As for Duff, he of the weird eyebrows that gave him a forlorn look always, soon to be Mr Ida Lupino and a Hollywood big wheel, he was at the time Sam Spade on radio but moving into movies, with a Universal contract. He did two Westerns that year, paired in this one with Blyth and in the other, Calamity Jane and Sam Bass, with Yvonne De Carlo. That was also horserace related. Both were directed by Sherman. Duff would later take the title role in Black Jack Ketchum, Desperado (1956). He did seven feature oaters in all. Most were more on the romance end of the Western spectrum, if you know what I mean. He was, as Erik Maurel has said, “sans aucun charisme” and was pleasant enough but never a successful tough Western lead.

 

 

It was a pity, really, because with stronger leads Red Canyon might have been a half-way decent picture.

 

They play it on the edge of a comedy Western.

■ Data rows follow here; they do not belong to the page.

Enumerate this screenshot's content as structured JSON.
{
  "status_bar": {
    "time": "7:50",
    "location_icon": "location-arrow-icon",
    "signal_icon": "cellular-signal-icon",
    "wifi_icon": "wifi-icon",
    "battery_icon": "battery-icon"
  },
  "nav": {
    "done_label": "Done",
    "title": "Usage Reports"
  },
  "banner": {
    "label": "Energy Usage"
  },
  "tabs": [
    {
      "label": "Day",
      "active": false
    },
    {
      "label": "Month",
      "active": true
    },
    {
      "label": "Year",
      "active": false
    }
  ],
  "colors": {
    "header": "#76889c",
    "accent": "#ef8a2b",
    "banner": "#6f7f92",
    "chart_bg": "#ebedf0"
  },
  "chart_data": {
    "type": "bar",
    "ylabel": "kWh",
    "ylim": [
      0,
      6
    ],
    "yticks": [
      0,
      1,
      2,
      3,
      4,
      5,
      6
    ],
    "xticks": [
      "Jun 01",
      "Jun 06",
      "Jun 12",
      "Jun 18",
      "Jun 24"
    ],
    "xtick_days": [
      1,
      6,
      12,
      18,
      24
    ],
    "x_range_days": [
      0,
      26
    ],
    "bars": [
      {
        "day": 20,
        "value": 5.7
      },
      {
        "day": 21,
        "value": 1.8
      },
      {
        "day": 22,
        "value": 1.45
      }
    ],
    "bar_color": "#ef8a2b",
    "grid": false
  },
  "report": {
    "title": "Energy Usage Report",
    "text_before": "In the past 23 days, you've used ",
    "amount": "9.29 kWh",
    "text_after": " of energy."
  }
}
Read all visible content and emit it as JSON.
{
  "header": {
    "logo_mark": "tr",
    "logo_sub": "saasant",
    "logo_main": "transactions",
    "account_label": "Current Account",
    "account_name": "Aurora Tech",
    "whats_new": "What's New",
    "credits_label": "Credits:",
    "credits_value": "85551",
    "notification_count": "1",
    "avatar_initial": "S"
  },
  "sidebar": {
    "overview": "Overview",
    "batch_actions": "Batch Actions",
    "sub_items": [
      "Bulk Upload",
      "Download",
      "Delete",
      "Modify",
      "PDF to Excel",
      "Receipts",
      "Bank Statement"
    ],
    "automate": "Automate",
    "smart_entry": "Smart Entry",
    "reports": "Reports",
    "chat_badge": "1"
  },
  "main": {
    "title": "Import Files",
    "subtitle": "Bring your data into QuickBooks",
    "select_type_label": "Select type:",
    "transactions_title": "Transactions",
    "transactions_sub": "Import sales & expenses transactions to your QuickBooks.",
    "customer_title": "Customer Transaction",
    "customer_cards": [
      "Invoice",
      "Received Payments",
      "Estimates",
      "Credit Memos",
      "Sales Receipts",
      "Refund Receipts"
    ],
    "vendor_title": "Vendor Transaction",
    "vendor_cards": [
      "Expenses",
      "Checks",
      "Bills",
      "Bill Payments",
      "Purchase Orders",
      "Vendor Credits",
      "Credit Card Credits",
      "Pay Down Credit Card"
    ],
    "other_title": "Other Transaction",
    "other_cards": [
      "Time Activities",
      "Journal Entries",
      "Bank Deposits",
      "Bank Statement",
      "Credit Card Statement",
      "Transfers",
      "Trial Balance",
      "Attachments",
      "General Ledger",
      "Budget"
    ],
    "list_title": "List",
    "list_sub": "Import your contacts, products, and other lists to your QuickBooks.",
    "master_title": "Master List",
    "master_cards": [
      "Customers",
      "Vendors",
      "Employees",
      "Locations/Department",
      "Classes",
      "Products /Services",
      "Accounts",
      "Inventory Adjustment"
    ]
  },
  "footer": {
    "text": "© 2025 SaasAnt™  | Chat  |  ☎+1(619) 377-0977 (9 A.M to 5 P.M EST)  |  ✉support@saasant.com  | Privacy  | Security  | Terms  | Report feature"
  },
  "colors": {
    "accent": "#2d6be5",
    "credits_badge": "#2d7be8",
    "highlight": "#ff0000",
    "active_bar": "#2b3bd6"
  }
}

It’s certainly light-hearted anyway, and they don’t go for tension or menace.

 

 

 

McIntire is the stand-out, in only his third Western. He plays the rascally outlaw chief, father of Duff (who wants to go straight). Actually, he was barely older than Duff. His other son, Duff’s brother, is Lloyd Bridges, giving it plenty as the white-trash no-good punk (he tries to whip Black Velvet). The plot thickens when it emerges that it was McIntire’s clan that was responsible for the death of Blyth‘s mother, yet here are Blyth and McIntire’s son Duff falling in love…

 

 

Buchanan had one of his favorite roles as the stage driver, a crusty/comic old-timer, though he was only in his forties. Chill is the local town marshal. Darwell is ‘Aunt Jane’, also giving it her all, though when you hear what she says you would quite like to punch her.

 

There’s a lot of standing around jawing

 

One good thing: they release the horse back into the wild at the end. Probably for Joel McCrea to capture.

 

There’s a Koch, Germany Blu-ray release.

 

Lovers of horsey family movies would be better off with My Friend Flicka or National Velvet.

 

 

3 Responses

  1. Zane Grey’s novel Wildfire, teh source material, was a harsh narrative told from Bostel’s (George Brent’s character) point of view. Would have made a fine film but was abandoned and turned into this mindless piece of crap, albeit with a better supporting cast than it deserves.

    1. Hi Barry
      I haven’t read that Zane Grey but I agree it could have been a better film. The good supporting cast couldn’t save it.
      Jeff

      1. You put it far more gracefully than I did. Red Canyon was well produced and directed, but probably at the earliest stage of conception went awry. The bad guys are all strong enough to suggest Zane Grey, but the suave and upper-middle-class suavity of George Brent represents no one in the novel, not his performance, him. Your observation regarding Blyth and Duff is dead-on. Howard is an upwardly mobile salesman, and Blyth is a college girl. Both are wrong. Edgar Buchanan is wonderful, but his part makes no sense. These should be edgy, rugged, smelly people. They are not, just actors.

        Brent has always been a personal favorite, but clearly, his career was spinning out of control when he took the money for Red Canyon.